Ranger

Tu sais, mon père disait : ta tête est comme ta chambre, c'est le même bordel exactement. A l'époque, j'étais gamin je ne comprenais pas vraiment. Comment ma tête pouvait être décorée avec un papier peint à fleurs aussi merdique ? Comment ma tête pouvait avoir une fenêtre qui s'ouvrait sur des champs à perte de vue et des collines ennuyeuses à force de les regarder ? Comment ma tête pouvait-elle être aussi triste que ça ? C'était une drôle de blague. Et même si je rangeais les vêtements posés sur la chaise sur des étagères dans un placard, même si je faisais une jolie pile de mes cahiers et de mes livres dispersés au quatre coins de la chambre et que je les alignais eux aussi convenablement sur le bureau, ça ne changerait pas l'aspect général de cette chambre. Elle serait pour moi aussi triste pas de doute là dessus.

En fait il n'avait peut-être pas totalement tort et je n'avais pas totalement raison. C'est plutôt un mixte des deux, un entre deux encore une fois.

Si mes relations avaient été moins difficiles à l'époque peut-être que tout ce que je regardais n'aurait pas été si ennuyeux et triste, désespérant. Peut-être que le besoin de désordre que j'éprouvais tout le temps n'eut pas été un refuge contre un ordre établi insupportable pour le gamin que j'étais.

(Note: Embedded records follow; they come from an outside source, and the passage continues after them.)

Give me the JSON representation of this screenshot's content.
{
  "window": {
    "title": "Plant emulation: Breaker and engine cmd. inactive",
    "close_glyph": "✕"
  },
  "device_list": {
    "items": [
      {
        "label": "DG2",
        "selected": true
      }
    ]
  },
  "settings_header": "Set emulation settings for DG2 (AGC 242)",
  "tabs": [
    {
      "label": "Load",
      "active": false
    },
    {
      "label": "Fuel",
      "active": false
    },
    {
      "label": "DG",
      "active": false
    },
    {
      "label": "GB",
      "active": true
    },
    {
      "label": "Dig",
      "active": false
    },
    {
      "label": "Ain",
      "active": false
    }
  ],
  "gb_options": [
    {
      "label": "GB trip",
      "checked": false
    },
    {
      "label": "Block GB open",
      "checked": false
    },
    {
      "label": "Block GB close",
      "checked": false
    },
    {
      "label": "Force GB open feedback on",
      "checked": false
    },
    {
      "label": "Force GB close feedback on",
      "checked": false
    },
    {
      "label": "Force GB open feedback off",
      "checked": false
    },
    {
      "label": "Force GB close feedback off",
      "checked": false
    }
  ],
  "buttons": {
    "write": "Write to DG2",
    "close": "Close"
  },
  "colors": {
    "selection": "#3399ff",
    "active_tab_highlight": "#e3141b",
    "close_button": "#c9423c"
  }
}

Peut-être aurais je été moins humilié, moins battu aurais je été plus doux, plus sage, plus tendre. Mais à la vérité j'avais la dent dure tout comme mon père. Ma révolte se manifestait ainsi par un désordre permanent. Un reflet que j'opposais à son image et qui possédait l'avantage de déclencher le même type toujours de réaction. Dans le fond mon désordre me permettait malgré tout d'entretenir un mode de communication avec mes parents. Sinon j'aurais sombré tout entier dans l'atonisme, le silence, le mutisme total. Ou alors je me serais tué direct.

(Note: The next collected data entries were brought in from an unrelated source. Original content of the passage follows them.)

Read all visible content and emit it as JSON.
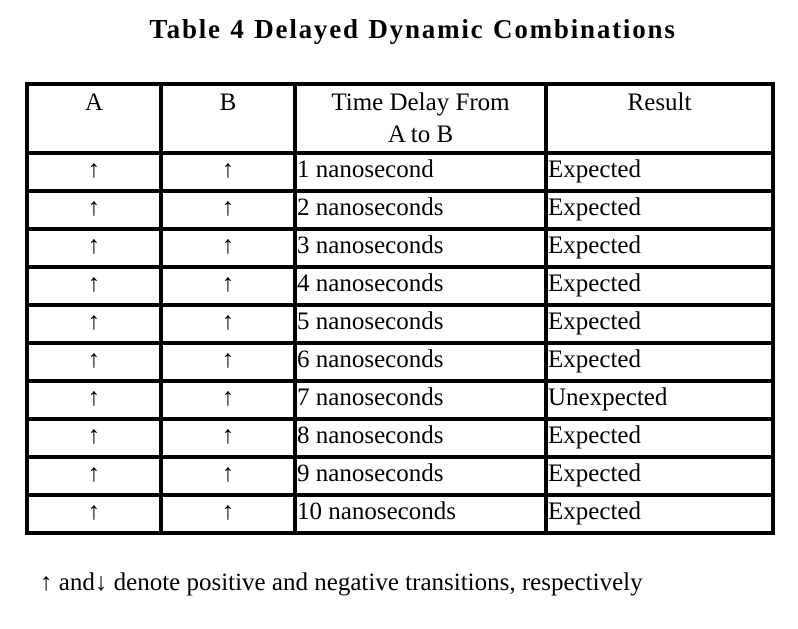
{
  "title": "Table 4  Delayed Dynamic Combinations",
  "table": {
    "headers": [
      "A",
      "B",
      "Time Delay From A to B",
      "Result"
    ],
    "header_lines": {
      "delay_line1": "Time Delay From",
      "delay_line2": "A to B"
    },
    "rows": [
      {
        "a": "↑",
        "b": "↑",
        "delay": "1 nanosecond",
        "result": "Expected"
      },
      {
        "a": "↑",
        "b": "↑",
        "delay": "2 nanoseconds",
        "result": "Expected"
      },
      {
        "a": "↑",
        "b": "↑",
        "delay": "3 nanoseconds",
        "result": "Expected"
      },
      {
        "a": "↑",
        "b": "↑",
        "delay": "4 nanoseconds",
        "result": "Expected"
      },
      {
        "a": "↑",
        "b": "↑",
        "delay": "5 nanoseconds",
        "result": "Expected"
      },
      {
        "a": "↑",
        "b": "↑",
        "delay": "6 nanoseconds",
        "result": "Expected"
      },
      {
        "a": "↑",
        "b": "↑",
        "delay": "7 nanoseconds",
        "result": "Unexpected"
      },
      {
        "a": "↑",
        "b": "↑",
        "delay": "8 nanoseconds",
        "result": "Expected"
      },
      {
        "a": "↑",
        "b": "↑",
        "delay": "9 nanoseconds",
        "result": "Expected"
      },
      {
        "a": "↑",
        "b": "↑",
        "delay": "10 nanoseconds",
        "result": "Expected"
      }
    ]
  },
  "footnote": "↑ and↓ denote positive and negative transitions, respectively"
}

Copier, interpréter, créer

Il y a dans le gribouillis un plaisir enfantin qui fait revenir à l'origine et que le jugement peu à peu enfoui ou oubli.

Il y a dans la tache un accident qu'on ne sait plus accueillir tant nous sommes assaillis par une idée de propreté et d'ordre qui ne nous regarde pas vraiment.

Car ce qui nous regarde est bien au delà des notions de désordre et d'ordre, de propreté ou de saleté, de juste et faux.

Science sans conscience etc

Dans la volonté de confort que nous recherchons pour lutter contre nos craintes dont les sources seraient autant externes qu'intérieures, nous évitons la notion de jeu que la vie propose. L'aspect ludique, sans tenir compte des enjeux plus ou moins sérieux que nous posons sur celui ci est directement relié à l'aléatoire.